Chapter 7. Migrating to data science pipelines 2.0


From OpenShift AI version 2.9, data science pipelines are based on KubeFlow Pipelines (KFP) version 2.0. Data science pipelines 2.0 is enabled and deployed by default in OpenShift AI.

Important

Data science pipelines 2.0 contains an installation of Argo Workflows. Red Hat does not support direct customer usage of this installation of Argo Workflows.

To install or upgrade to OpenShift AI 2.9 or later with data science pipelines, ensure that your cluster does not have an existing installation of Argo Workflows that is not installed by OpenShift AI. If there is an existing installation of Argo Workflows that is not installed by data science pipelines on your cluster, data science pipelines will be disabled after you install or upgrade OpenShift AI. To enable data science pipelines, remove the separate installation of Argo Workflows from your cluster. Data science pipelines will be enabled automatically.

Argo Workflows resources that are created by OpenShift AI have the following labels in the OpenShift Console under Administration > CustomResourceDefinitions, in the argoproj.io group:

 labels:
    app.kubernetes.io/part-of: data-science-pipelines-operator
    app.opendatahub.io/data-science-pipelines-operator: 'true'
Copy to Clipboard

7.1. Upgrading to data science pipelines 2.0

Starting with OpenShift AI 2.16, data science pipelines 1.0 resources are no longer supported or managed by OpenShift AI. It is no longer possible to deploy, view, or edit the details of pipelines that are based on data science pipelines 1.0 from either the dashboard or the KFP API server.

OpenShift AI does not automatically migrate existing data science pipelines 1.0 instances to 2.0. If you are upgrading to OpenShift AI 2.16 or later, you must manually migrate your existing data science pipelines 1.0 instances and update your workbenches.

To upgrade to OpenShift AI 2.16 or later with data science pipelines 2.0, follow these steps:

Note

If you are using GitOps to manage your data science pipelines 1.0 pipeline runs, pause any sync operations related to data science pipelines including PipelineRuns or DataSciencePipelinesApplications (DSPAs) management. After migrating to data science pipelines 2.0, your PipelineRuns will be managed independently of data science pipelines, similar to any other Tekton resources.

  1. Back up your pipelines data.
  2. Deploy a new cluster (or use a different existing cluster) with Red Hat OpenShift AI 2.21 to use as an intermediate cluster.

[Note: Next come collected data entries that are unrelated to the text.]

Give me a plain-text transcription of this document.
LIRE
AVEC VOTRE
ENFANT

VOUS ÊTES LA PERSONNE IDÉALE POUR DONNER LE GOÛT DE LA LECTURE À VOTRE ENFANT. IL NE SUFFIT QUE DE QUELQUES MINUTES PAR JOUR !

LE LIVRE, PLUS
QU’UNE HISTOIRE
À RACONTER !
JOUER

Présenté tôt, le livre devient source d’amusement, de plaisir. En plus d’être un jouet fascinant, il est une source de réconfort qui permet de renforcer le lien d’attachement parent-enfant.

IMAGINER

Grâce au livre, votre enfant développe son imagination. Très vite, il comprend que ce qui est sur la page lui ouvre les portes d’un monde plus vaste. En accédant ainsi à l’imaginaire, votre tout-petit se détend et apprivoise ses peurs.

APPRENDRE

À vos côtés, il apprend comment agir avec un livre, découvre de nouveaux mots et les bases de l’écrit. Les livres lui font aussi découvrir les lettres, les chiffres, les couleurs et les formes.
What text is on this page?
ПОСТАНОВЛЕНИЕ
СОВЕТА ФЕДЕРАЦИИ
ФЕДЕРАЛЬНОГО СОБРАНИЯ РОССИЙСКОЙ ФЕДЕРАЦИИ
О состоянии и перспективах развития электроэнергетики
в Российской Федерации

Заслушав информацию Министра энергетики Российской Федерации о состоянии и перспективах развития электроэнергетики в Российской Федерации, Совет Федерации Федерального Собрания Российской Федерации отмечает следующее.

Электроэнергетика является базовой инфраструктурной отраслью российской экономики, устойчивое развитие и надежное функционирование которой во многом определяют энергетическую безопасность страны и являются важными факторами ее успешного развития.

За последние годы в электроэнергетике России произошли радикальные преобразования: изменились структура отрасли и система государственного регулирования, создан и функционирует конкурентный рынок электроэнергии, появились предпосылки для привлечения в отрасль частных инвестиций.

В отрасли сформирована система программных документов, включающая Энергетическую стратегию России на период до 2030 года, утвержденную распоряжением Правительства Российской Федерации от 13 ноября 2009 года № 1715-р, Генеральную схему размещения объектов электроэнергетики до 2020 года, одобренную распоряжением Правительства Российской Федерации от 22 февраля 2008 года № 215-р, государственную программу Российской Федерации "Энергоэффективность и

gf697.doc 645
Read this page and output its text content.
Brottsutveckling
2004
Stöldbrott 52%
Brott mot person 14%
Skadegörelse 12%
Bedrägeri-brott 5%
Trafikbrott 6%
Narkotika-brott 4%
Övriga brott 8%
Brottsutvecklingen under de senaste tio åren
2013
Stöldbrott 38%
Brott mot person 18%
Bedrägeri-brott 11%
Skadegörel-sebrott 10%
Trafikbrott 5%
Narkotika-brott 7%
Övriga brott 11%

You will use this intermediate cluster to upload, test, and verify your new pipelines.
  3. In OpenShift AI 2.21 on the intermediate cluster, do the following tasks:

    1. Create a new data science project.
    2. Configure a new pipeline server.

      Important

      If you use an external database, you must use a different external database than the one you use for data science pipelines 1.0, as the database is migrated to data science pipelines 2.0 format.

    3. Update and recompile your data science pipelines 1.0 pipelines as described in Migrate to Kubeflow Pipelines v2.

      Note

      Data science pipelines 2.0 does not use the kfp-tekton library. In most cases, you can replace usage of kfp-tekton with the kfp library. For data science pipelines 2.0, use the latest version of the KFP SDK. For more information, see the Kubeflow Pipelines SDK API Reference.

      Tip

      You can view historical data science pipelines 1.0 pipeline run information on your primary cluster in the OpenShift Console Developer perspective under Pipelines Project PipelineRuns.

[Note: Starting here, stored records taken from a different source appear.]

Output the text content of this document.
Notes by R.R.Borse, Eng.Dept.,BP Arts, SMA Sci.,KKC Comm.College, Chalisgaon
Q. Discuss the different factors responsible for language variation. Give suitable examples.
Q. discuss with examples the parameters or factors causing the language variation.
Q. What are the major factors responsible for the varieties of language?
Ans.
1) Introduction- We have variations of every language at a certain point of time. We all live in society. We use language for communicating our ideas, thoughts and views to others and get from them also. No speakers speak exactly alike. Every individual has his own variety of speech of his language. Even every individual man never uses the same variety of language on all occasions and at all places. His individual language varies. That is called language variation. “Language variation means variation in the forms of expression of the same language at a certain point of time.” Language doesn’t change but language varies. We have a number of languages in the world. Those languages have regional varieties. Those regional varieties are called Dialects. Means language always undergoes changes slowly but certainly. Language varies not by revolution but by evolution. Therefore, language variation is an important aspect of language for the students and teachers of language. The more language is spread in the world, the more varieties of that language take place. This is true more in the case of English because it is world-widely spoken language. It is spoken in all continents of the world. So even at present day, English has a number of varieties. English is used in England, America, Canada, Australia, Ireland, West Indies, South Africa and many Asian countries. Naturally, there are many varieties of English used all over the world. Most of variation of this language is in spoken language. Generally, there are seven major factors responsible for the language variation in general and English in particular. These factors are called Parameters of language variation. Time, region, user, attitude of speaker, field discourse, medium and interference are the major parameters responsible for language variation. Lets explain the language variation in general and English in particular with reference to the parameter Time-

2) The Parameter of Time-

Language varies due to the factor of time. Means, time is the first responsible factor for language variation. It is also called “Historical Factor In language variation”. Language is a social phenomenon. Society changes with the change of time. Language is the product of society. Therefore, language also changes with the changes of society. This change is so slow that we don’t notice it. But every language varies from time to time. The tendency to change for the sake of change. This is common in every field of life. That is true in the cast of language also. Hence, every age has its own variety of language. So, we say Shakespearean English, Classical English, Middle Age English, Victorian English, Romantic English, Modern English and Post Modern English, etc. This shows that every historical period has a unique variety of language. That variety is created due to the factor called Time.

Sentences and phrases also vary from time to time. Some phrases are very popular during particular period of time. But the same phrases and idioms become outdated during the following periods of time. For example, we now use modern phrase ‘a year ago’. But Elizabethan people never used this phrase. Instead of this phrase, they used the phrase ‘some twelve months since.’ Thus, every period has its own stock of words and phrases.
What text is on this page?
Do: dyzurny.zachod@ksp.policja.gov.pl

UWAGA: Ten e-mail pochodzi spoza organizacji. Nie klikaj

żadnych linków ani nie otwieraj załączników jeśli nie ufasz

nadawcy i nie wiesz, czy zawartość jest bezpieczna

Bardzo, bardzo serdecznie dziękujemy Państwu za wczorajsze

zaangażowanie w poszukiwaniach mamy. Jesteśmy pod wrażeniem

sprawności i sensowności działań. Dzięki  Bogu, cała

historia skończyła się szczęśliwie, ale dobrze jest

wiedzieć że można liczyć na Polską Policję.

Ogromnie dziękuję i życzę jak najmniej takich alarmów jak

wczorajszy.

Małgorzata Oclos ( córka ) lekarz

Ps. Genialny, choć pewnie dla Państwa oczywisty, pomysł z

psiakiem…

    4. Import your updated pipelines to the new data science project.
    5. Test and verify your new pipelines.
  4. On your primary cluster, do the following tasks:

    1. Remove your data science pipelines 1.0 pipeline servers.
    2. Optional: Remove your data science pipelines 1.0 resources. For more information, see Removing data science pipelines 1.0 resources.
    3. Upgrade to Red Hat OpenShift AI 2.21. For more information, see Upgrading OpenShift AI Self-Managed, or for disconnected environments, Upgrading Red Hat OpenShift AI in a disconnected environment.
  5. In the upgraded instance of Red Hat OpenShift AI 2.21 on your primary cluster, do the following tasks:

    1. Recreate the pipeline servers for each data science project where the data science pipelines 1.0 pipeline servers existed.

      Note

      If you are using GitOps to manage your DSPAs, do the following tasks in your DSPAs before performing sync operations:

      • Set spec.dspVersion to v2.
      • Verify that the apiVersion is using v1 instead of v1alpha1.
    2. Import your updated data science pipelines to the applicable pipeline servers.

      Tip

      You can perform a batch upload by creating a script that uses the KFP SDK Client and the .upload_pipeline and .get_pipeline methods.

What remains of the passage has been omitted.